The Fits is a movie that, if examined scene by scene and frame by frame, confirms its own uniqueness the way a conservationist might identify a member of an endangered species. The narrative directing debut of Anna Rose Holmer, the film mixes an all-amateur cast; a largely dialogue-free script; a whole lot of gliding and stationary long takes by cinematographer Paul Yee; and a scant 72-minute runtime to create the sort of mature and precise cinematic vision that is swiftly disappearing from the American landscape.

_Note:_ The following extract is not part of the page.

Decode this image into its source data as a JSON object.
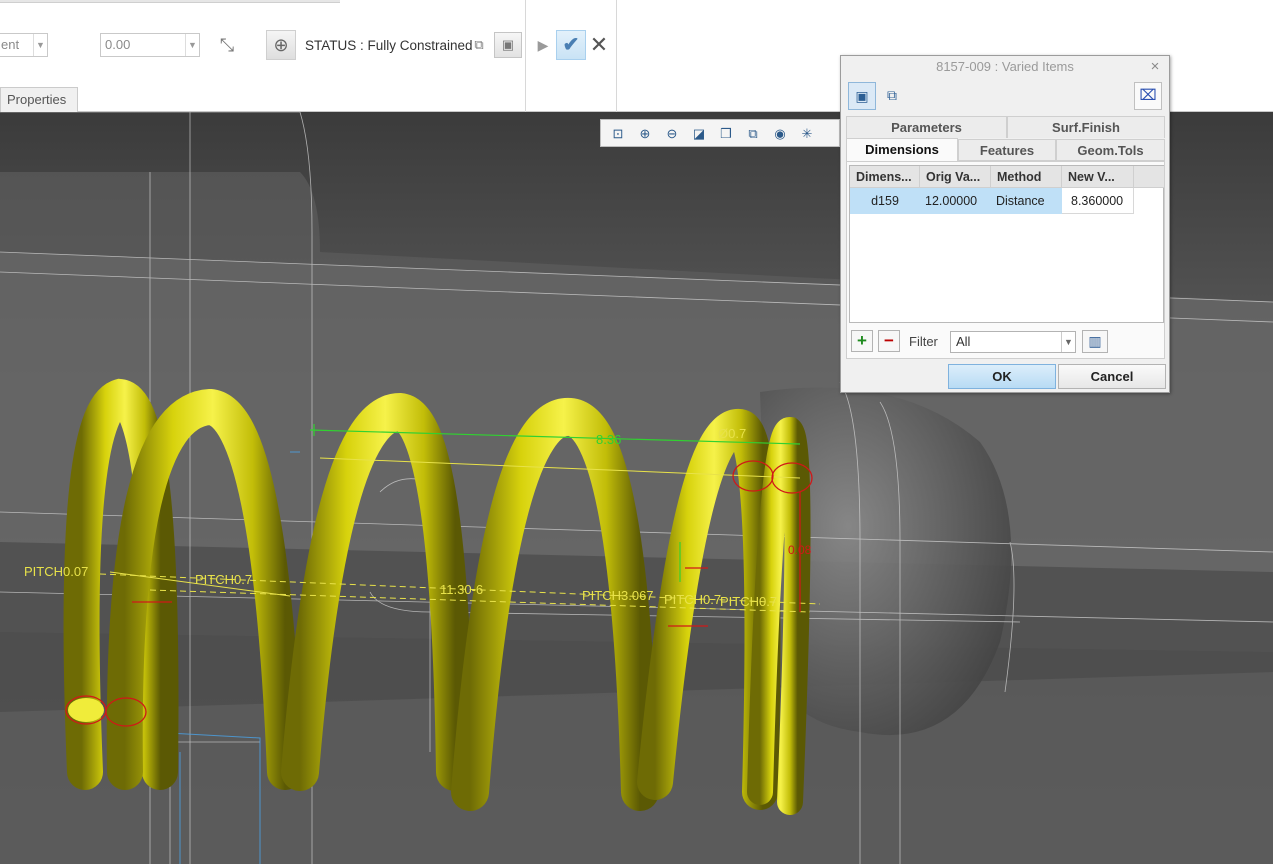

Set in and around a community center in Cincinnati’s majority-black West End, the film swiftly introduces us to Toni (Royalty Hightower), a shy, tightly braided preteen tomboy whose steely gaze tells us far more than the few words she utters. Toni walks to the rec center every day with her older brother Jermaine (Da’Sean Minor) to box with the boys, and, presumably, so the siblings can stay out of trouble after school with no parents around.
But Toni shoots longing glances across the building to where the dance team (all older girls, all brimming with confidence and sexuality) practices their step routines. The team is played by the Q-Kidz, a real Cincinnati step team that also choreographed their own movements for the film — their founder, Marquicia Jones-Woods, is an Associate Producer. In a long tracking shot, the first of many instances where filmmaking technique doubles as character development, Toni lugs her heavy boxing equipment through a hallway while the dancers joyously sprint around her, hoisting their latest state championship trophy.
Soon there is a journey across the gym, as Toni ditches the boxing gloves for stretch pants and joins the new class of rookie dancers called “crabs.” (The film embraces rhythm and body movement, and mines humor from the ways the crabs are frequently out-of-sync with routine, each recruit performing her own idea of what dancing looks like.) Not long after, dread sets in: One by one, each of the older girls experiences seizure-like twitching spells, where their eyes fixate on some far-away place while their bodies writhe with violence. Later, when she emerges from her stupor, one girl says the trip “was like I was watching it from above.”